- Chesnut Close
- Local Casualties of a Forgotten War in Iraq
- Some Wychwood Neighbourhoods about 1900: Shipton
- A Problem of Ownership: Bruern Grange – The First Twenty-one Years
- Book Review
- Hartley Heritage Part Two
- The Society’s Publications
Introduction to The Wychwoods Local History Society Journal No 18
In 2003 the Wychwoods Local History Society will be noting the 400th anniversary of Shipton Court in two important ways.
First, we are planning a Gardens Open Day at the back of the Court on 28 June for WLHS members and their guests. Sign-up sheets will be available at the April and May meeting for those wishing to attend. At this event the committee will mount an exhibition of Shipton Court memorabilia held by the society and loaned by local residents. Teas will be served following a tour of the gardens. We hope to see all of you there.
Secondly, we are planning to devote the entire 2004 journal to the history of the Court and its owners. We have many newly-discovered photographs and materials to bring the history of this important local landmark up to date.
In this issue the research sub-committee reviews their findings of Shipton neighbourhoods in 1911. Shipton Court looms large in this survey as well. It consisted of 1,291 acres in 1911, an interesting statistic at a time when the front of the house is for sale with a modest two acres of land.

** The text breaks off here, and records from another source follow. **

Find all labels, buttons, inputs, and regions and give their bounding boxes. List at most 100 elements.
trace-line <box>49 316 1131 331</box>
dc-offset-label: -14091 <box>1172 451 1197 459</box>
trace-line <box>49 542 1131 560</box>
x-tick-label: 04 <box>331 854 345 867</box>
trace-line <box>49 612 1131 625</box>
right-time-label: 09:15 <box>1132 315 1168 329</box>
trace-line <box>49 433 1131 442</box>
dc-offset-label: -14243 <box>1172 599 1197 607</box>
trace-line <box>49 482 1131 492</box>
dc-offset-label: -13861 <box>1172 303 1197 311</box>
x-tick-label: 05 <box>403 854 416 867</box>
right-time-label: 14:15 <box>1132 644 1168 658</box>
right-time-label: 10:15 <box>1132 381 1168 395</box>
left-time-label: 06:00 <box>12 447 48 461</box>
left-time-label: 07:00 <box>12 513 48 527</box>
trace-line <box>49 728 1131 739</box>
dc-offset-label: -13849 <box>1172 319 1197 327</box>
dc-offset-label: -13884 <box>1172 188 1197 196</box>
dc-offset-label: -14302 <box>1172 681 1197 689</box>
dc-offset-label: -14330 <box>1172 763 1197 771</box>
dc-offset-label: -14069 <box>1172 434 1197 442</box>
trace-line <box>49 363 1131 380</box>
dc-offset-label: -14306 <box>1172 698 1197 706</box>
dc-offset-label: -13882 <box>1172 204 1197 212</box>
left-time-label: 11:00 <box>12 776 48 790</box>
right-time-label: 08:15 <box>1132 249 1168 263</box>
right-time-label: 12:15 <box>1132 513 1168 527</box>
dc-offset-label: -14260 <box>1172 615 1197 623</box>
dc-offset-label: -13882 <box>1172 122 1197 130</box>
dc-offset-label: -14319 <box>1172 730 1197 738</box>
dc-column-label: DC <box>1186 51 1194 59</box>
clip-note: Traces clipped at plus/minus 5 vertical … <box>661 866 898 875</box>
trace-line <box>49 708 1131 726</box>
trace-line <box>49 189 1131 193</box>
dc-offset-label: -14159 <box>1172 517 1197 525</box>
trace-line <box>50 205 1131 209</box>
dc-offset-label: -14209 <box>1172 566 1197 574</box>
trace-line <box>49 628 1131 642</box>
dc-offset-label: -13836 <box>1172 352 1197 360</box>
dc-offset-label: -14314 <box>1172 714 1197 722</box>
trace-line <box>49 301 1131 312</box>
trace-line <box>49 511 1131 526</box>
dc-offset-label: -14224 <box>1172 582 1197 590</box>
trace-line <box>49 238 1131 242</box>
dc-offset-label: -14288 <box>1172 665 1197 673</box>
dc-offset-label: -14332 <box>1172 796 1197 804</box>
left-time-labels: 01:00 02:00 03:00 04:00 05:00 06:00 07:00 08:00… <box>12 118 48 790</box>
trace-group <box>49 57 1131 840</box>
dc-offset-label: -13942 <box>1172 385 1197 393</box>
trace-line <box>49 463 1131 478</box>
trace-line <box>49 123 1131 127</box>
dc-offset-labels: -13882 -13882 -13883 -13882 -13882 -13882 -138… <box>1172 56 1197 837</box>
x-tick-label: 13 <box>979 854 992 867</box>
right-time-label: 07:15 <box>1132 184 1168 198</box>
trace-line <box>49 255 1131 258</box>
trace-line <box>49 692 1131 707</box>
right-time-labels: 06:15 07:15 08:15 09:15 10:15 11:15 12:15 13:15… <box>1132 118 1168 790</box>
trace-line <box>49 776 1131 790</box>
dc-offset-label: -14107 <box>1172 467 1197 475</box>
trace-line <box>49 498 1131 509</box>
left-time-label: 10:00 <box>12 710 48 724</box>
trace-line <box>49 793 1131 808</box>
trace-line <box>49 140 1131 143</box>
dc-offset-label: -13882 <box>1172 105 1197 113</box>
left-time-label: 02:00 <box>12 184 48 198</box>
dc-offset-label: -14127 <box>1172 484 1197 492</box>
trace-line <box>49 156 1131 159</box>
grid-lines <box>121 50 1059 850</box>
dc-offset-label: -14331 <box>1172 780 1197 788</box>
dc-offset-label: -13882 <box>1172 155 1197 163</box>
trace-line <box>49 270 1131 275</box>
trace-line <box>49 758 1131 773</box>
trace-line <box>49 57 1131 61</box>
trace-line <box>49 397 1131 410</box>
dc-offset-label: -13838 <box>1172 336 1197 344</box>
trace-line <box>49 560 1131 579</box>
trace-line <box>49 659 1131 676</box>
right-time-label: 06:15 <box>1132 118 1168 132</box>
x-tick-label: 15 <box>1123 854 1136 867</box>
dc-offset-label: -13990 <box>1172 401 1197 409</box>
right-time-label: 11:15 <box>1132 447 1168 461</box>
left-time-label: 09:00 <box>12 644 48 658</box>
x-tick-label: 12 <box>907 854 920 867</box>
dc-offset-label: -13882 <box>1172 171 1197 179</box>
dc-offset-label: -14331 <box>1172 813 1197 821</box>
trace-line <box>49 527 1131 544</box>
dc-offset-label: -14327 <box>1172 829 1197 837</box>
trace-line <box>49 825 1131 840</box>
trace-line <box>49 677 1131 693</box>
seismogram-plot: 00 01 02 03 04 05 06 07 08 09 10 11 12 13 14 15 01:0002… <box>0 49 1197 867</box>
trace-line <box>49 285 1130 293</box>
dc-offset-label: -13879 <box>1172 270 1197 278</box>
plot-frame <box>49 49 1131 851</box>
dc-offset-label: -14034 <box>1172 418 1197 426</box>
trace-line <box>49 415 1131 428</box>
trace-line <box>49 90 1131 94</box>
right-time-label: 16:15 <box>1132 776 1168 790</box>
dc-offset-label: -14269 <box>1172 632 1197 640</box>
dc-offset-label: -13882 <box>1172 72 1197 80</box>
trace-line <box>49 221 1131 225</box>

In Hartley Heritage Part Two the history of this remarkable farming/sporting family is brought into the 21st century; a short article entitled Local Casualties of a Forgotten War in Iraq gives sobering details of First World War battles fought in Mesopotamia – another timely topic.
Peter Leslie explores the history of a familiar Ascott home, Chesnut Close, and the career of the privileged partially-sighted Harry Sanderson Furniss, who built it in 1913.
Margaret Ware has expanded the talk she presented at the WLHS 21st anniversary celebration and her article now covers our entire history as a Society.
Lastly, a letter from Joy Timms about the ownership of Bruern Grange is welcome proof that readers are interested in our research and have information of their own to enrich our knowledge.
We hope that you will find this issue a rewarding read.